Tests must document what they are testing for
Wednesday, July 19th, 2023 16:27While I worked at Google I spent a lot of time doing testing and code review. One of the things I learned from this is:
A test must document what it is testing.
This doesn’t have to be an explicit comment (it might be adequately explained by the name of the test, or the code in it), but either way, it should be obvious to maintainers what the goal of the test is — what property the code under test should have. “This test should continue to pass” is not a sufficient explanation of the goal. Why? Consider these scenarios:
A test failed. Does that mean…
…the test successfully detected the loss of a desired behavior? (This is the ideal case, that we hope to enable by writing and running tests.)
…the test incidentally depended on something that is changing but is not significant, such as ordering of something unordered-but-deterministic, or the exact sequence of some method calls? (Ideally, test assertions will be written precisely so that they accept everything that meets requirements, but this is not always feasible or correctly anticipated.)
…the test incidentally depended on something that is being intentionally changed, but it wasn’t intending to test that part of the system, which has its own tests?
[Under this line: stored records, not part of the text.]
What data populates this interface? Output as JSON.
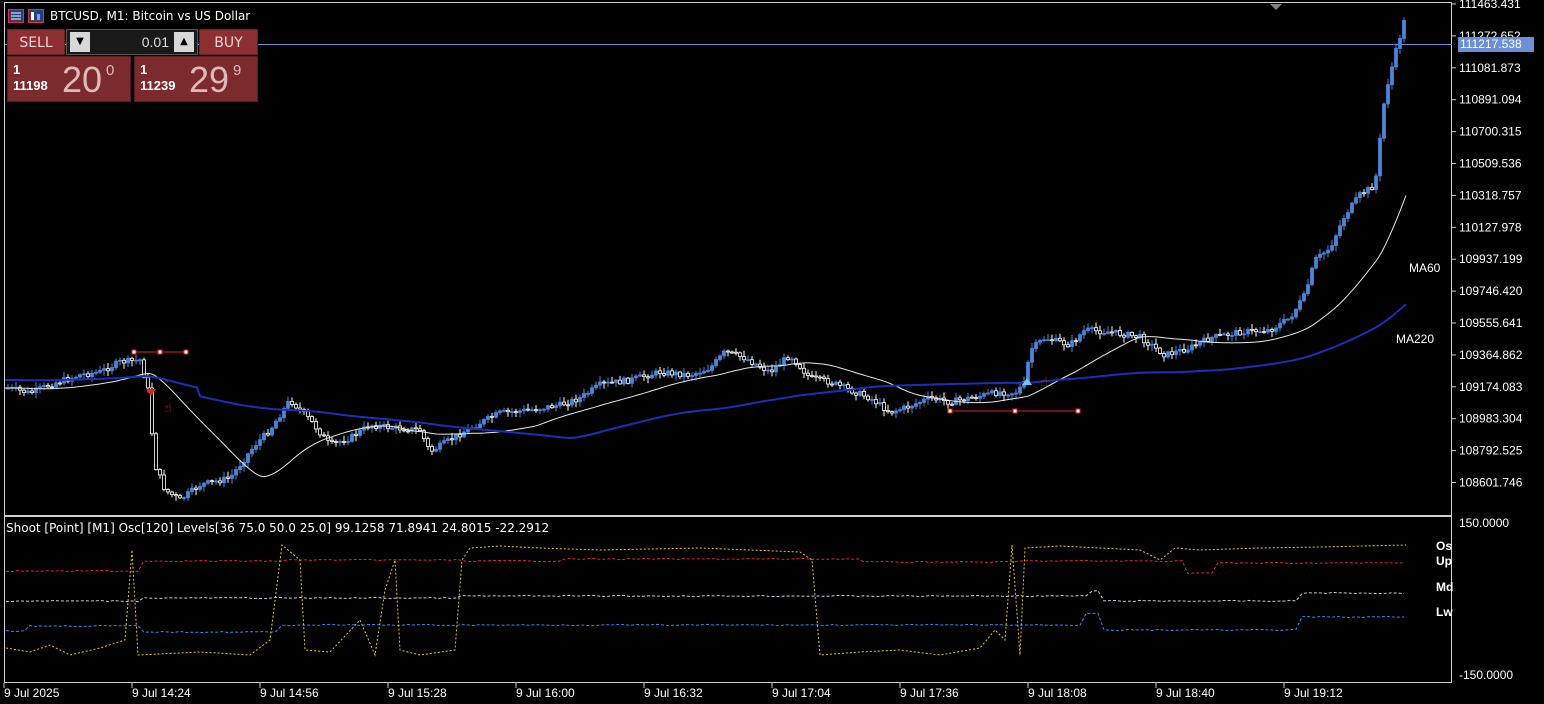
{
  "window": {
    "title": "BTCUSD, M1:  Bitcoin vs US Dollar"
  },
  "trade_panel": {
    "sell_label": "SELL",
    "buy_label": "BUY",
    "lot_value": "0.01",
    "sell_price": {
      "top": "1",
      "bottom": "11198",
      "big": "20",
      "sup": "0"
    },
    "buy_price": {
      "top": "1",
      "bottom": "11239",
      "big": "29",
      "sup": "9"
    }
  },
  "price_axis": {
    "ticks": [
      "111463.431",
      "111272.652",
      "111081.873",
      "110891.094",
      "110700.315",
      "110509.536",
      "110318.757",
      "110127.978",
      "109937.199",
      "109746.420",
      "109555.641",
      "109364.862",
      "109174.083",
      "108983.304",
      "108792.525",
      "108601.746"
    ],
    "current_price": "111217.538",
    "current_price_color": "#6d8fd8"
  },
  "indicator_labels": {
    "ma60": "MA60",
    "ma220": "MA220"
  },
  "subwindow": {
    "label": "Shoot [Point] [M1]  Osc[120]  Levels[36 75.0 50.0 25.0] 99.1258 71.8941 24.8015 -22.2912",
    "axis_top": "150.0000",
    "axis_bottom": "-150.0000",
    "legend": [
      {
        "name": "Os",
        "color": "#e8c33a"
      },
      {
        "name": "Up",
        "color": "#e0243a"
      },
      {
        "name": "Md",
        "color": "#c8c8d8"
      },
      {
        "name": "Lw",
        "color": "#3a8ae8"
      }
    ]
  },
  "time_axis": {
    "labels": [
      "9 Jul 2025",
      "9 Jul 14:24",
      "9 Jul 14:56",
      "9 Jul 15:28",
      "9 Jul 16:00",
      "9 Jul 16:32",
      "9 Jul 17:04",
      "9 Jul 17:36",
      "9 Jul 18:08",
      "9 Jul 18:40",
      "9 Jul 19:12"
    ]
  },
  "colors": {
    "candle_up": "#4a86d8",
    "candle_down": "#ffffff",
    "ma60": "#e8e8e8",
    "ma220": "#1a2fb8",
    "trade_line": "#e02020",
    "panel_red": "#8c2f33"
  }
}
A test no longer compiles because you deleted a function (or other declaration/item/symbol) it used. Does that mean…
…the test demonstrates a reason why you should not delete that function?
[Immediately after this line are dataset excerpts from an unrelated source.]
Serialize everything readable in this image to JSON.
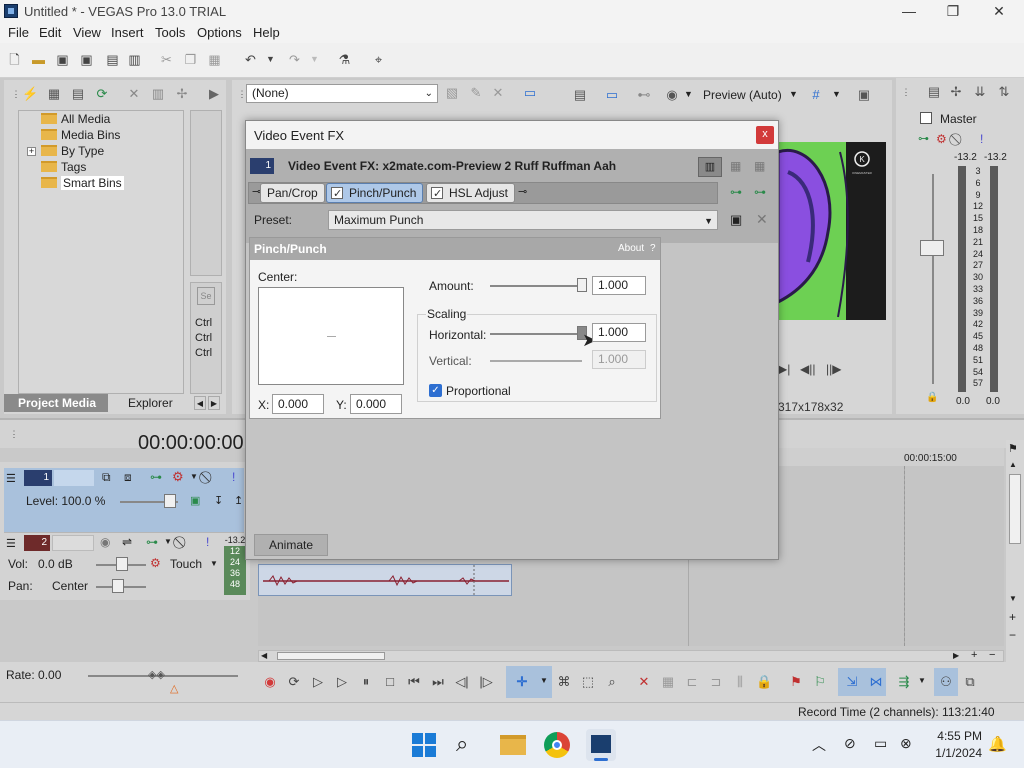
{
  "window": {
    "title": "Untitled * - VEGAS Pro 13.0 TRIAL"
  },
  "menu": [
    "File",
    "Edit",
    "View",
    "Insert",
    "Tools",
    "Options",
    "Help"
  ],
  "preview_toolbar": {
    "none_select": "(None)",
    "preview_quality": "Preview (Auto)"
  },
  "project_media": {
    "tree": [
      "All Media",
      "Media Bins",
      "By Type",
      "Tags",
      "Smart Bins"
    ],
    "ctrl_labels": [
      "Ctrl",
      "Ctrl",
      "Ctrl"
    ],
    "tabs": [
      "Project Media",
      "Explorer"
    ]
  },
  "preview": {
    "frame_info": "317x178x32",
    "logo_text": "KINEMASTER"
  },
  "master": {
    "title": "Master",
    "peak_left": "-13.2",
    "peak_right": "-13.2",
    "scale": [
      "3",
      "6",
      "9",
      "12",
      "15",
      "18",
      "21",
      "24",
      "27",
      "30",
      "33",
      "36",
      "39",
      "42",
      "45",
      "48",
      "51",
      "54",
      "57"
    ],
    "bottom_left": "0.0",
    "bottom_right": "0.0"
  },
  "timeline": {
    "timecode": "00:00:00:00",
    "ruler_marker": "00:00:15:00",
    "video_track": {
      "number": "1",
      "level": "Level: 100.0 %"
    },
    "audio_track": {
      "number": "2",
      "vol_label": "Vol:",
      "vol_value": "0.0 dB",
      "pan_label": "Pan:",
      "pan_value": "Center",
      "automation": "Touch",
      "meter_top": "-13.2",
      "meter_scale": [
        "12",
        "24",
        "36",
        "48"
      ]
    },
    "rate": "Rate: 0.00"
  },
  "status": {
    "record_time": "Record Time (2 channels): 113:21:40"
  },
  "dialog": {
    "title": "Video Event FX",
    "close_label": "x",
    "track_number": "1",
    "header_text": "Video Event FX:  x2mate.com-Preview 2 Ruff Ruffman Aah",
    "chain": [
      "Pan/Crop",
      "Pinch/Punch",
      "HSL Adjust"
    ],
    "preset_label": "Preset:",
    "preset_value": "Maximum Punch",
    "animate_label": "Animate",
    "plugin": {
      "name": "Pinch/Punch",
      "about": "About",
      "help": "?",
      "center_label": "Center:",
      "x_label": "X:",
      "x_value": "0.000",
      "y_label": "Y:",
      "y_value": "0.000",
      "amount_label": "Amount:",
      "amount_value": "1.000",
      "scaling_label": "Scaling",
      "horizontal_label": "Horizontal:",
      "horizontal_value": "1.000",
      "vertical_label": "Vertical:",
      "vertical_value": "1.000",
      "proportional_label": "Proportional",
      "proportional_checked": true
    }
  },
  "taskbar": {
    "time": "4:55 PM",
    "date": "1/1/2024"
  },
  "colors": {
    "accent": "#2e6fd1",
    "selected_track": "#a9c1dc",
    "record_red": "#d23a3a",
    "preview_green": "#6dd053",
    "preview_purple": "#8a4fe0"
  }
}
…the test needs to be rewritten to test the thing it is about, without incidentally using that function?
…the function is necessary to perform this test, so it should continue to exist but be private?
If tests specify the property they are looking for, then maintainers can quickly decide how to respond to a test failure — whether to count it a bug in the code under test, or to change or delete the test.
If they do not, then maintainers will waste time keeping the code conformant to obsolete requirements, or digging through revision history to determine the original intent.